Ein definitiv intelligent investierter Obolus
13.03.2025 Bezirk Sissach, Sissach, Fasnacht«Dr Glöggeliwagä» kehrt mit dem Besen durchs Dorf
32 Seiten stark ist die 87. «Usgoob» des Glöggeliwagens, der Sissacher Fasnachtszeitung. Wie gewohnt, nimmt sie Ereignisse aus Sissach und dem Umland aufs Korn. Im Mittelpunkt stehen die ...
«Dr Glöggeliwagä» kehrt mit dem Besen durchs Dorf
32 Seiten stark ist die 87. «Usgoob» des Glöggeliwagens, der Sissacher Fasnachtszeitung. Wie gewohnt, nimmt sie Ereignisse aus Sissach und dem Umland aufs Korn. Im Mittelpunkt stehen die Bemühungen, dem Jubiläum der Gemeinde angemessene Bedeutung zukommen zu lassen.
Neofütt
«Viel Vergnügen beim Stöbern im ‹Glöggeliwagä› und beim Geniessen der fünf schönsten Tage im Sissacher Jubiläumsjahr!» Dieser letzte Satz sitzt.
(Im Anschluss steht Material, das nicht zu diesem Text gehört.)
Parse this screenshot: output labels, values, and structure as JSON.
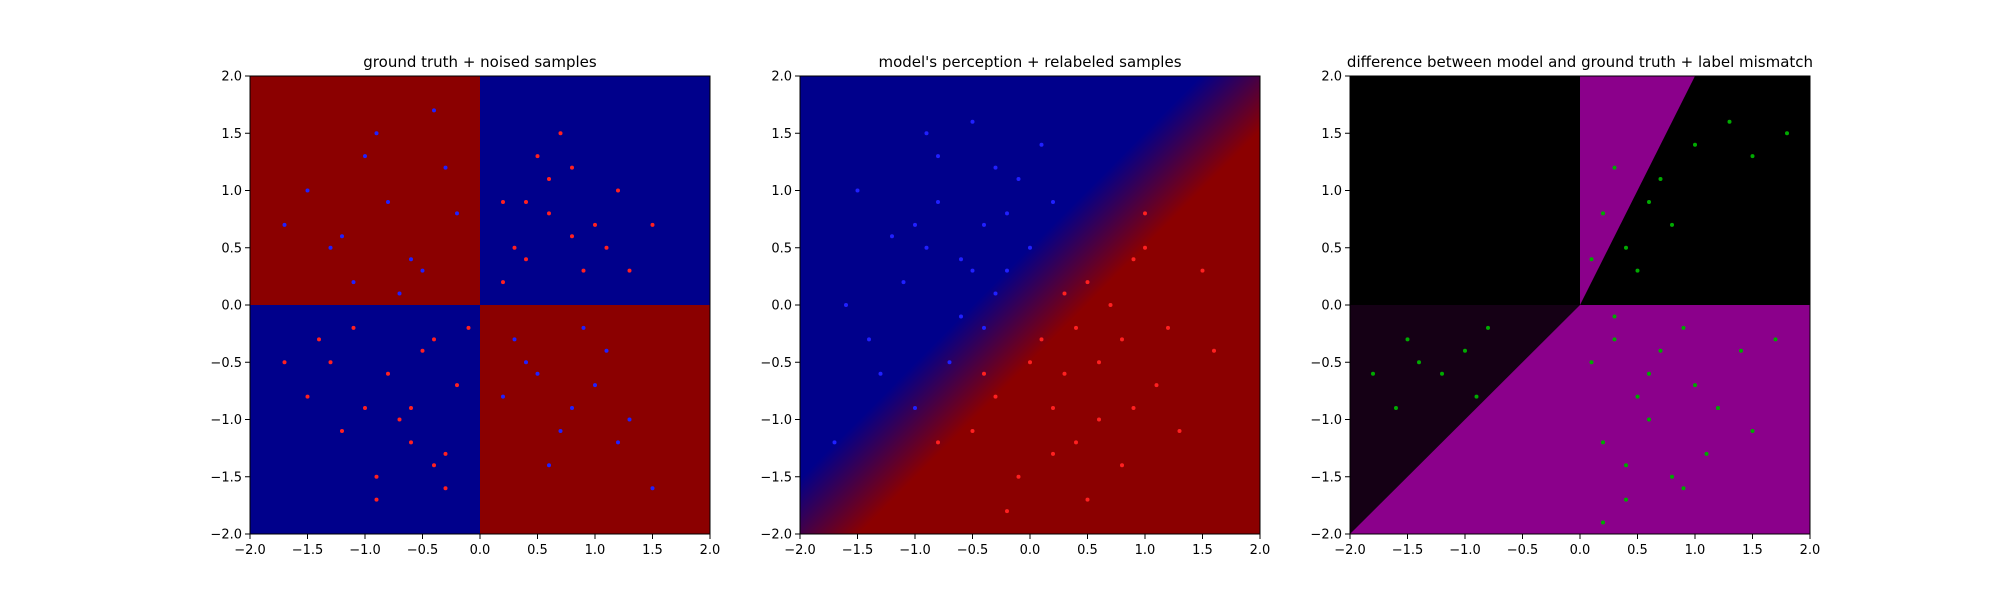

Wie immer eröffnet die – anonyme – Redaktion des «Glöggeliwagä» auch die diesjährige Ausgabe mit einer Art zynischer Übersicht über die im Innenteil persiflierten Ereignisse in und um Sissach. Dies ist nicht der letzte Fremdwort-Versuch in dieser Rezension, versprochen.
In 86 von 87 Ausgaben handelt es sich naturgemäss um einen Rückblick auf das verflossene Jahr, doch nicht in der aktuellen Sonntagszeitung der Sissacher Narren GmbH, auch FGS genannt. Sie dreht sich zu einem wesentlichen Teil um eine Vorschau auf das – aufmerksame Leserinnen und Leser der «Volksstimme» dürften es bereits bemerkt haben – laufende Jubiläumsjahr, das nicht so recht in die Gänge kommen will.
Ausgerechnet Zunzgen hat es den Sissachern vorgemacht, wie man runde Geburtstage feiert, zum Beispiel indem man eine Trutzburg auf den Büchel baut. Und Itingen, der andere Nachbar, macht es sich noch einfacher, indem er sein Jubiläum im kommenden Jahr einfach verpennt. Doch wie doziert der «Wäägmacher» stringent: «Vielleicht ist Breesi Mundi auch nur um einiges cleverer als die Mannen und Frauen zu Sissach und sagt sich: Lieber ein Jubiläum vergessen als ein Jubiläum zum Vergessen.» Dass zwei «Histeriker» ihren Themenweg – das erklärte Schmuckstück des Jubiläums – aus nebulösen Kausalitäten vorzeitig zu Grabe tragen, krönt die verzweifelten Bemühungen um eine denkwürdige Feier.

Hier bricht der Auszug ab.